An audience member asked if he felt he had to continue writer Chris Claremont’s dark tone in “X-Men” when he came onboard the popular title. Lobdell replied, explaining his character deaths were more a way to get rid of parts of the X-Men that didn’t make sense to him. “As a writer, sometimes you just want to clear the slate,” said Lobdell.
Finally, it was time for the panel’s big announcement. Bringing artist Dan Duncan to stage, Lobdell told the audience the to of them had created a new book for Image Comics, an original five-issue series called “The Butler.”
The series tells the story of the butler to an Avenger-esque super team who has, for 30 years, seen superheroes come and go, all the while staying on in his post, “polishing the armor, and changing the oil in the Batmobile,” said Lobdell. When the latest super team goes rogue and takes over the U.N., the butler is the only one with the insider knowledge to stop them.

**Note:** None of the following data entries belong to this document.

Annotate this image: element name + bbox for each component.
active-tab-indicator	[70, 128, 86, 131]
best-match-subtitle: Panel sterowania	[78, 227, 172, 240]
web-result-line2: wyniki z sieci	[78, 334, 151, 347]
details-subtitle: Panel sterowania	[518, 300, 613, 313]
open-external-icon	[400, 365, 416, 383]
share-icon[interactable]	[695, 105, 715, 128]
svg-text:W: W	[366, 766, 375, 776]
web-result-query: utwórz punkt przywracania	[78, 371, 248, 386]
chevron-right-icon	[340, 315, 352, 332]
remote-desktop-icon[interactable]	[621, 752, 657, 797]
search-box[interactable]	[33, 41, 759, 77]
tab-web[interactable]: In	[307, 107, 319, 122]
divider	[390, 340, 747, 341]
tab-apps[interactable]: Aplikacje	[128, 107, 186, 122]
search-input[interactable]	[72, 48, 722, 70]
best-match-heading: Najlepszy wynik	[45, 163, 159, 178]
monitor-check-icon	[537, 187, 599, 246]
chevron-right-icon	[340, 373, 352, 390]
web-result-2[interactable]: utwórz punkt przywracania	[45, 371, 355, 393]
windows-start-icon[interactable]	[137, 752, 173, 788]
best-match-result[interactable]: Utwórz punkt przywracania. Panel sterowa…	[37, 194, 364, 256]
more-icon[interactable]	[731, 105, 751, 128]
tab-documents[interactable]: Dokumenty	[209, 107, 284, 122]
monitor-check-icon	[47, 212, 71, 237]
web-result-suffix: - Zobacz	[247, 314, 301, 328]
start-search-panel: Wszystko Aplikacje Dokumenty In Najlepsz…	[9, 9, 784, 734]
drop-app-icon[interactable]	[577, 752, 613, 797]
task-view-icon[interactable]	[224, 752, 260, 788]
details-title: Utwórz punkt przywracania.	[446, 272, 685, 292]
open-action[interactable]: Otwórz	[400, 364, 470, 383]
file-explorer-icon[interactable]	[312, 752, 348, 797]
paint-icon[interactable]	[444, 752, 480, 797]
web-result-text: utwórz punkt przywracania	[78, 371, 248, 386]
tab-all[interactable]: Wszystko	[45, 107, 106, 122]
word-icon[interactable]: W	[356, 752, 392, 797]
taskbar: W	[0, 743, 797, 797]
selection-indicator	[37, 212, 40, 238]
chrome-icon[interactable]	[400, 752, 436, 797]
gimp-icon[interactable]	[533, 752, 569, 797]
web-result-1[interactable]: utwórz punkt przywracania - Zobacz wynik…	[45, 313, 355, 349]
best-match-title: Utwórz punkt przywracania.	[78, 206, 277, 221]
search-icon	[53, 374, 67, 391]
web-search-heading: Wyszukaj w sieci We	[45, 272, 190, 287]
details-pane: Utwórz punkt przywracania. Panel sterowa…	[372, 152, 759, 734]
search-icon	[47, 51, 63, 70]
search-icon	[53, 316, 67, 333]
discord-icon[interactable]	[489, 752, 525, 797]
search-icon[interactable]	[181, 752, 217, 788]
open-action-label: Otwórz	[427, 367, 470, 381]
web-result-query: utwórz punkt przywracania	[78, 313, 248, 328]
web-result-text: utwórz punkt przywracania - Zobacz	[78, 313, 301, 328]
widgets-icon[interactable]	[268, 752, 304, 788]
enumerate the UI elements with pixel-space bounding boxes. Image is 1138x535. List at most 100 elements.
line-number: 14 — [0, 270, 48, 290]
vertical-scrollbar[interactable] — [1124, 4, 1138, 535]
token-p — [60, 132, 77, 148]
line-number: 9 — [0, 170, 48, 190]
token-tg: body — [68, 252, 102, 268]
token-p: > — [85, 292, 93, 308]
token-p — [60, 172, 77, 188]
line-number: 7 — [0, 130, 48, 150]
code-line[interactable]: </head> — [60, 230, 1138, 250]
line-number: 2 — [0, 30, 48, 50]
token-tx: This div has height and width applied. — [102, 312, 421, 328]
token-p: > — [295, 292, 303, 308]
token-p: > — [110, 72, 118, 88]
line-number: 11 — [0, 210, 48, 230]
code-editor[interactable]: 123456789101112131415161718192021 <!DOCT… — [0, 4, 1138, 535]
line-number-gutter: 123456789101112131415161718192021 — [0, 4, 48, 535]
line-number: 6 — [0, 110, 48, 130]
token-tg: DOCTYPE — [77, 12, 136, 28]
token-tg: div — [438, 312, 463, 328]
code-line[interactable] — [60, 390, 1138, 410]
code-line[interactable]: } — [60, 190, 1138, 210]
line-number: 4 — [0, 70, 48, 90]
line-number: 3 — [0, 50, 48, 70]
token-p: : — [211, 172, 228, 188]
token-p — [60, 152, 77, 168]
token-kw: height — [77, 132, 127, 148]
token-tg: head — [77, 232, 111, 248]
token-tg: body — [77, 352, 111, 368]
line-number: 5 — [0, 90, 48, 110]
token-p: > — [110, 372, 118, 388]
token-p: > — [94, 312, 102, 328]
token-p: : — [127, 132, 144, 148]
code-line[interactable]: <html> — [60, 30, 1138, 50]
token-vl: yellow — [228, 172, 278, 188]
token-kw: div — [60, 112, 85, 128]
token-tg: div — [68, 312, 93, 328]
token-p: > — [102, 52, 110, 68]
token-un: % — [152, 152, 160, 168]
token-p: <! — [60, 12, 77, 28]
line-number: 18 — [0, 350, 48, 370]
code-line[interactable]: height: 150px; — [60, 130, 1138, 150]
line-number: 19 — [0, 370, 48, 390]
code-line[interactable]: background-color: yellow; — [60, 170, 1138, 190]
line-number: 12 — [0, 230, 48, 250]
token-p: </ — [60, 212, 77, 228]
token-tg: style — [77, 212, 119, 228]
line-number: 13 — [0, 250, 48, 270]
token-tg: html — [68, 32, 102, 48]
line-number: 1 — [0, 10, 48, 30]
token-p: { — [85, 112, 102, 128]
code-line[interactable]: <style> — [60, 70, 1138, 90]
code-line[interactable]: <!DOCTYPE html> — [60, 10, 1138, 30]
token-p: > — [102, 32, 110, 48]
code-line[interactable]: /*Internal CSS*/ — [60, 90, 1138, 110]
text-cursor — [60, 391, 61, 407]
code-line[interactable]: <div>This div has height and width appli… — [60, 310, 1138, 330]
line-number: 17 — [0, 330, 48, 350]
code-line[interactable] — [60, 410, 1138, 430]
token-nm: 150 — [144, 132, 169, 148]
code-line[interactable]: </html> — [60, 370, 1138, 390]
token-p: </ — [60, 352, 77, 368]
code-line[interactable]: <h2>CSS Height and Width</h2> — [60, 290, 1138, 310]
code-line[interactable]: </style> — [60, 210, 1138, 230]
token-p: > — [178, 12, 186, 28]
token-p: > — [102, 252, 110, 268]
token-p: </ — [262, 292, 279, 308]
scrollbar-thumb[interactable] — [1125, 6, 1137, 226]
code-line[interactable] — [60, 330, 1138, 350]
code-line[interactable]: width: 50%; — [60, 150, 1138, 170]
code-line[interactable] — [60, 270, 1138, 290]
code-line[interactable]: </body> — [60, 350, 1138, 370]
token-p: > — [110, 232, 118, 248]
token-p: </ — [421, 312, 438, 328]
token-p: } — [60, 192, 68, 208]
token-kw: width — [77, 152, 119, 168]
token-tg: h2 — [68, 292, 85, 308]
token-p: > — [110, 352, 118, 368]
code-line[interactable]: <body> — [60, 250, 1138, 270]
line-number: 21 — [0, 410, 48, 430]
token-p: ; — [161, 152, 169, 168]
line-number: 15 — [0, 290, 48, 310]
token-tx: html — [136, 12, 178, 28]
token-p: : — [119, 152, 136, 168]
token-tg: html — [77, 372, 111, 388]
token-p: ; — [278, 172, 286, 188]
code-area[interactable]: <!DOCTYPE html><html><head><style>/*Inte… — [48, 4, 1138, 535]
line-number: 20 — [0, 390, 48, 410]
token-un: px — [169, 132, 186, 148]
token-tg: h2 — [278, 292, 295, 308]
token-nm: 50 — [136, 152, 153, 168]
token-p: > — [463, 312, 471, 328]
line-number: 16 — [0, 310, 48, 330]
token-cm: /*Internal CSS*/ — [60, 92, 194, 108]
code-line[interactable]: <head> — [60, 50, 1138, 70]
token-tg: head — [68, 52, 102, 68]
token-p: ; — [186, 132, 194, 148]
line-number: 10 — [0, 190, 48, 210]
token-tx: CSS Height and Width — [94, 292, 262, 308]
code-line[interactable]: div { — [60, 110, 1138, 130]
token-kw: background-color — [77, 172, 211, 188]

“Its, what if the Avengers snapped and the only one who can stop them is Jarvis?” said Lobdell
“Working with Scott is a blast,” added Duncan, who had worked with Lobdell previously on IDW’s “Music Box.” While there is no scheduled release date at this point, Lobdell and Duncan plan to begin work on the first issue within a month.
Lobdell wrapped the panel with one final announcement: Long Beach Comic-Con marked his official return to stand-up. On Sunday, he performed at Comics and Comics and will be returning to Los Angeles’ Meltdown Comics on Friday, November 5 for another performance. Giving the audience a sneak preview of his act, Lobdell agreed to an impression.
“My imitation of Electro if he were Amish,” said Lobdell. He then sat quietly for a minute. He waved and the audience chuckled and applauded.